Pintu Rumah

ada yang mesti aku pastikan dari
sebuah pertanyaan yang kerap
membuatku punya jarak dengan pintu rumah

apa salahnya melakukan perjalanan
dengan luka yang dalam dan hati
yang robek di dalam pergulatan?

aku memang sering enggan untuk
pulang sebab sehabis menjulurkan
tangan selalu saja ada yang hilang

dan kau selalu saja berkata: “penyair
memang selalu membawa hujan
ke mana-mana dalam dirinya.” *)

tapi kau melupakan sesuatu, bahwa
menghubung-hubungkan aku dengan
hujan, tak akan membuatku tertahan.

*) kutipan puisi PIH, Nirwan Dewanto.

[Maret 28, 2012 17:25]

Meronce Zakar

ketika aku merasa
tak perlu bertanya lagi
tentang isi dada
sesungguhnya bibirku
hendak menyimpan birahi
yang tertunda

tersembunyi diam-diam
sehingga jarum jam
pun seolah tak sabar
mencicip getah buah
yang makin kentara
tapi susah dikira-kira

ketika aku merasa
mubazir untuk bertanya
di depan tubuhmu
Tuhan menggoda makin dalam
aku tak mampu mengikut
ke mana dia telanjang
kuyup dalam cahaya

aku meronce zakar
sendiri setiap malam

[Maret 26, 2012 11:08]

Ode Bagi Guling

: kupilih kau dari yang lain

sebab hanya dadamu yang sudah
menamatkan erat pelukan dari kulit
keras badanku
menampung dan menimbang lorong
hitam menggigil ini

sebab hanya jantungmu yang rela
mengasihani denyut retakan dari sulit
napas hidungku
menjelajahi dan memisahkan lendir
kental mengeras ini

sebab hanya tubuhmu yang mampu
membuntuti letih pertanyaan dari gerit
bebal kepalaku
menjawab dan menahan gosong
diam mengganjil ini

tapi sebab hidup yang begitu jenuh
adalah sebab paling pasti yang
memeram ode kosong di kalbu ini.

[Maret 24, 2012 15:45]

http://sejuta-puisi.blogspot.com/2012/03/tadarus-puisi-044-kupilih-guling-dari.html

Marilah Bersetuju

: jakarta fashion week 2012 backstage photo by Erie Prasetyo

marilah bersetuju sebelum naik ke atas panggung, bahwa tidak ada yang akan mereka dapatkan selain punggung-punggung kita yang memar sebab terlalu lama berdiri menyangga pertanyaan tentang bagaimana cara betis kita menapak ke puncak.
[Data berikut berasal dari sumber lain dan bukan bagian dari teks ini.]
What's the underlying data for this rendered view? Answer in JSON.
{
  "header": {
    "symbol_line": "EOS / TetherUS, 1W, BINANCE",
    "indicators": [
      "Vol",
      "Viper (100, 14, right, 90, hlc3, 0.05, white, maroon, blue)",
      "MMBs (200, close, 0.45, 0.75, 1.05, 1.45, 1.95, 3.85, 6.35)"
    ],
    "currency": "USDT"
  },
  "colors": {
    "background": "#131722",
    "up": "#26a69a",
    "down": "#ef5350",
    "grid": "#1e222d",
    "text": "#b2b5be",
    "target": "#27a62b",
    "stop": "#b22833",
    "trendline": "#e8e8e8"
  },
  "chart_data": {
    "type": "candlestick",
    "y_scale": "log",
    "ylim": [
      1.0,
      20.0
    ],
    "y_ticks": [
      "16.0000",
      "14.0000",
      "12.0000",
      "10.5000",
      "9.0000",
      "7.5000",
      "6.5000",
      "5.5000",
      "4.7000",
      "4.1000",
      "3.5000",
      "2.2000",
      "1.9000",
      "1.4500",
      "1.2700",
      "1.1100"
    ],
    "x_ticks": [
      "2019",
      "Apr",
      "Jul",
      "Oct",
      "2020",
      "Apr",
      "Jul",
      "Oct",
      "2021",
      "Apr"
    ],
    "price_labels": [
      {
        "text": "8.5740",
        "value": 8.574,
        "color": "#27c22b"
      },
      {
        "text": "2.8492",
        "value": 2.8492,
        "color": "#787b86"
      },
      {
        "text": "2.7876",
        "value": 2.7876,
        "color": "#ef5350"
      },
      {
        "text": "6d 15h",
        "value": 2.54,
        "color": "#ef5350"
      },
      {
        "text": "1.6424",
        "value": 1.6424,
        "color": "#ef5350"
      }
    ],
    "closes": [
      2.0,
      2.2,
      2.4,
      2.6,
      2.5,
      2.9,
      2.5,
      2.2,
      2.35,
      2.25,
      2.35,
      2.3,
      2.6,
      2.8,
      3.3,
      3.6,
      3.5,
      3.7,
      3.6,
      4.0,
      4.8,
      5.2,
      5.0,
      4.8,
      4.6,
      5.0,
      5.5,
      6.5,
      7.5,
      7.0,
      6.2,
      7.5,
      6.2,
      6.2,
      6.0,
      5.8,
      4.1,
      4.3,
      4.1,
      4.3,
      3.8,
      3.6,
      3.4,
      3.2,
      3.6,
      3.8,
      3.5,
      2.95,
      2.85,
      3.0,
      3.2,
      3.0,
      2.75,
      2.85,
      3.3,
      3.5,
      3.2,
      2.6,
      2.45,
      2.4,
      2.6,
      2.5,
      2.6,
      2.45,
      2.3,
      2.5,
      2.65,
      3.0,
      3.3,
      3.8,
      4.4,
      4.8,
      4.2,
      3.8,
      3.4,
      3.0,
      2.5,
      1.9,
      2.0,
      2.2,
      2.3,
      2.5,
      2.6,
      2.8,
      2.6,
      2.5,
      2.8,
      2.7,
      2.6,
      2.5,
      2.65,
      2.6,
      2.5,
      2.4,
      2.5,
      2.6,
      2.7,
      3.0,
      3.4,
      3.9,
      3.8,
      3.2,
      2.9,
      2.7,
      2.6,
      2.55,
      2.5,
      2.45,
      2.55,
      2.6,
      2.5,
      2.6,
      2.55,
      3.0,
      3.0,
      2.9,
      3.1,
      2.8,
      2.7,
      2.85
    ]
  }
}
marilah bersetuju sebelum naik ke atas panggung, bahwa kita adalah sekumpulan lebah dengan gaun kembang yang hanya akan menyengat dengan mata yang lebih redup dari cahaya pada dinding.

marilah bersetuju sebelum naik ke atas panggung, bahwa setelah turun tak akan ada yang mampu menutupi aib, mencatat kebaikan, dan keburukan. sebaik yang menghuni urat leher dan kedua lengan.